A US Army Reserve general whose soldiers were photographed as they abused Iraqi prisoners said she knew nothing about the abuse until weeks after it occurred and that she was "sickened" by the pictures. Brigadier-General Janis Karpinski said she suspected the reservists were acting with the encouragement of military intelligence units that ran the special cell block used for interrogation and that CIA employees often joined in the interrogations.
General Karpinski's allegations are supported by a still-classified US Army report on prison conditions in Iraq documenting many of the worst abuses at the Abu Ghraib prison, west of Baghdad, including the sexual humiliation of prisoners.
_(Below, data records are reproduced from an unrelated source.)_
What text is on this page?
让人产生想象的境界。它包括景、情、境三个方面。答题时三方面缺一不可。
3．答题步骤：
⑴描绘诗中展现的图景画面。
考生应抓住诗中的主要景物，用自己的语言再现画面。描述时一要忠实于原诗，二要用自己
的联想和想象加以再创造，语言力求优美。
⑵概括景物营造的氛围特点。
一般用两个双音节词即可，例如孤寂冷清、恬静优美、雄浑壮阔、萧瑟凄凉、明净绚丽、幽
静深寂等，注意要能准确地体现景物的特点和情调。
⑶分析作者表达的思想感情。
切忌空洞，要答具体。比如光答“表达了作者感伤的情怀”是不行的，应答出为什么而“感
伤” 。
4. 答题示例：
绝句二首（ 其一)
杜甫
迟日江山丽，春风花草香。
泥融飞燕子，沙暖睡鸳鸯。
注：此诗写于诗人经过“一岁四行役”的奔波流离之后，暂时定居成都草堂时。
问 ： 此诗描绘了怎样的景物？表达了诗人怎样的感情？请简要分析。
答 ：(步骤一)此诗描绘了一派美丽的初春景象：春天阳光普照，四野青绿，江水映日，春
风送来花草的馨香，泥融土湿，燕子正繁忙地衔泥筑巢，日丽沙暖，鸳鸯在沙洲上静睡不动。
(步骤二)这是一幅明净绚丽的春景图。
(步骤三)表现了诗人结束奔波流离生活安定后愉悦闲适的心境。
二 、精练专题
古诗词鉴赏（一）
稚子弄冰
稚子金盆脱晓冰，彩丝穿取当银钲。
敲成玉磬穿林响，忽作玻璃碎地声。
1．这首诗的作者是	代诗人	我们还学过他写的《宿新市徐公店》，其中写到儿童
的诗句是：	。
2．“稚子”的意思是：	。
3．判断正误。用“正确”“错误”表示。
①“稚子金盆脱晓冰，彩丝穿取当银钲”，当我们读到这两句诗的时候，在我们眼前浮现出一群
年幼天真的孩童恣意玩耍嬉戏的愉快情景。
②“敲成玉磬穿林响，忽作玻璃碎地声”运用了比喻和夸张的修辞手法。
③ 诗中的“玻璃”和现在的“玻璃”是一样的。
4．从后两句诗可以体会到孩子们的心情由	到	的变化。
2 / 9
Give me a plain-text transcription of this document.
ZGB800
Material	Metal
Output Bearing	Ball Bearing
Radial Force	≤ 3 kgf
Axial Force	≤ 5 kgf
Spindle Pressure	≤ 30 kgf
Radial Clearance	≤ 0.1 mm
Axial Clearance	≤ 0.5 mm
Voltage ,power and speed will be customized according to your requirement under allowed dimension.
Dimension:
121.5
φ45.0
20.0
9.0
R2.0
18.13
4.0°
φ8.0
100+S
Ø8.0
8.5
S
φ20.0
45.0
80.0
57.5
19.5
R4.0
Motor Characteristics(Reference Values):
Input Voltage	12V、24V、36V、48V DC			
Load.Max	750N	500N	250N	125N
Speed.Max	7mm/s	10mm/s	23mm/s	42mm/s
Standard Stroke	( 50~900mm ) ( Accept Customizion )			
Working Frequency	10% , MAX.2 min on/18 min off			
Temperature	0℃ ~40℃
The magazine The New Yorker says in its latest issue that the report, by Major-General Antonio Taguba, found that military police at the prison were urged by officers and CIA agents to "set physical and mental conditions for favourable interrogation of witnesses". According to the magazine, the army report offered accounts of gruesome abuse that included the sexual assault of an Iraqi detainee with a chemical light stick or broomstick.
In a phone interview in which she offered her first public comments about the episode, General Karpinski, who is still the commanding officer of the 800th Military Police Brigade, said the special high-security cell block at Abu Ghraib had been under the direct control of army intelligence officers, not the reservists under her command.